New York's announcement comes after the revelation of cheating episodes across the country, from Baltimore to Atlanta. In late June, U.S. Secretary of Education Arne Duncan sent state education leaders a letter urging them to beware of potential cheaters.

It also comes after erasure analyses -- assessments of the number of answers erased and changed from wrong to right on students' answer sheets -- in New Jersey and Pennsylvania flagged schools for possible cheating.

But erasure analyses, according to Andy Porter, dean of the University of Pennsylvania's education school, do not prove that cheating occurred. A reliance on erasure analyses in some cases has led districts to apologize for schools prematurely accused of cheating.

There are few incentives to rat out fraudulent practices that lead to improved test scores.
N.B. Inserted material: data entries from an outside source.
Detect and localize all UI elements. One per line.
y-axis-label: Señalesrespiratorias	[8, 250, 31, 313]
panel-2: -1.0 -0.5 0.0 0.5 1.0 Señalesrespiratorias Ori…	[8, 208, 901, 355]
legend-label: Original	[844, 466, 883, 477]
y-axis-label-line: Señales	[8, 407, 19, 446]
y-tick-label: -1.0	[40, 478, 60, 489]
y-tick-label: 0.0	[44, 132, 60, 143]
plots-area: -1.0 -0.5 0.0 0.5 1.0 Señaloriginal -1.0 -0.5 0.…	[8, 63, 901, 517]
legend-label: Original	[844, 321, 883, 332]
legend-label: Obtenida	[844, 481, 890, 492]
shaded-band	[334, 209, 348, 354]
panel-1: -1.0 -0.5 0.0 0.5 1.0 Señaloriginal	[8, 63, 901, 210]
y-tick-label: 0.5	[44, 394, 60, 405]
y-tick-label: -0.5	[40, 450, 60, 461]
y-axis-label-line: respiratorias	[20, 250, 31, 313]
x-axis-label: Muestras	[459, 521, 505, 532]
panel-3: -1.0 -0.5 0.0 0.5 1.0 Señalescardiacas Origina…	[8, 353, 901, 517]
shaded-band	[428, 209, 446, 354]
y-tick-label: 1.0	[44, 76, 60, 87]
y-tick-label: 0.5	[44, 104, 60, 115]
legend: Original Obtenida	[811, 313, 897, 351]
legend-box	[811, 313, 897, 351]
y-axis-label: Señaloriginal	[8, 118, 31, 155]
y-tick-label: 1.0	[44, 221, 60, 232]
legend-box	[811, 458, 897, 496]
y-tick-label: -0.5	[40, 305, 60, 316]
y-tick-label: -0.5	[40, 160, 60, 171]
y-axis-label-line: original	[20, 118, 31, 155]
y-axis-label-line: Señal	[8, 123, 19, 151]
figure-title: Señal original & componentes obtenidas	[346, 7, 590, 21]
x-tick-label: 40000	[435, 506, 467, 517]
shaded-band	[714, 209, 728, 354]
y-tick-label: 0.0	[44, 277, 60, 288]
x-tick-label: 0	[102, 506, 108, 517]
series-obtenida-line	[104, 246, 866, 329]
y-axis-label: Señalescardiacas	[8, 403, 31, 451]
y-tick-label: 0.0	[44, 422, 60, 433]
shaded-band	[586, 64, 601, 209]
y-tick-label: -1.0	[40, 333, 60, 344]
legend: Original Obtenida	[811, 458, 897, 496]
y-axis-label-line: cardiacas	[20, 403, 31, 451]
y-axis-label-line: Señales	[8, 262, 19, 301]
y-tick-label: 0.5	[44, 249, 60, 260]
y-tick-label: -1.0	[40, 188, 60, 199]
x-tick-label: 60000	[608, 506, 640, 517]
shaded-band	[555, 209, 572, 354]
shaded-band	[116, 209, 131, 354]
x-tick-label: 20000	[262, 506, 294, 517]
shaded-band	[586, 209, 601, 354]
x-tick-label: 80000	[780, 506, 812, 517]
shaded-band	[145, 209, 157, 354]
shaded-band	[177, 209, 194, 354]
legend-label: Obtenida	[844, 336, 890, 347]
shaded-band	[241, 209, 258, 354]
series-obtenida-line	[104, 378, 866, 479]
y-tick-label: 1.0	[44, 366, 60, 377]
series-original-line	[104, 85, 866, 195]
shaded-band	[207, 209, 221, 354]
As a result, news organizations often raise the alarm about suspicious testing long before states do.

In Atlanta, the Atlanta Journal Constitution began asking questions about statistically suspicious score gains long before Georgia embarked on the serious, independent investigation that shed light on educators' systematic misconduct.

In Pennsylvania, an erasure analysis that flagged 60 schools for suspicious results only came to light because of the request of the Philadelphia Public School Notebook, a small education blog.

In New Jersey, the Asbury Park Press' media group sued the state to gain access to a copy of its erasure report with the unredacted names of suspected schools.

New Jersey and Pennsylvania have embarked on investigations to corroborate or disprove the evidence in the reports.

New York City faced a widespread cheating scandal more than 10 years ago. More recently, though, Wall Street Journal and New York Times analyses of high school Regents exams found a hike in the number of students scoring just over the mark required for passing grades, leading the city to audit those tests.

Last summer, the state found another instance of deceiving data in lower grades. The low bar for passing standardized tests led to inflated scores, with an increased number of students misled into thinking they had scored proficient. As a result, the state altered its scoring methods.

"With [grades] three through eight, we ripped the Band-Aid off," Merryl Tisch, New York's Board of Regents chancellor, told The New York Times in February. She added that she did not want the state to become "the Enron of test scores, the Enron of graduation rates."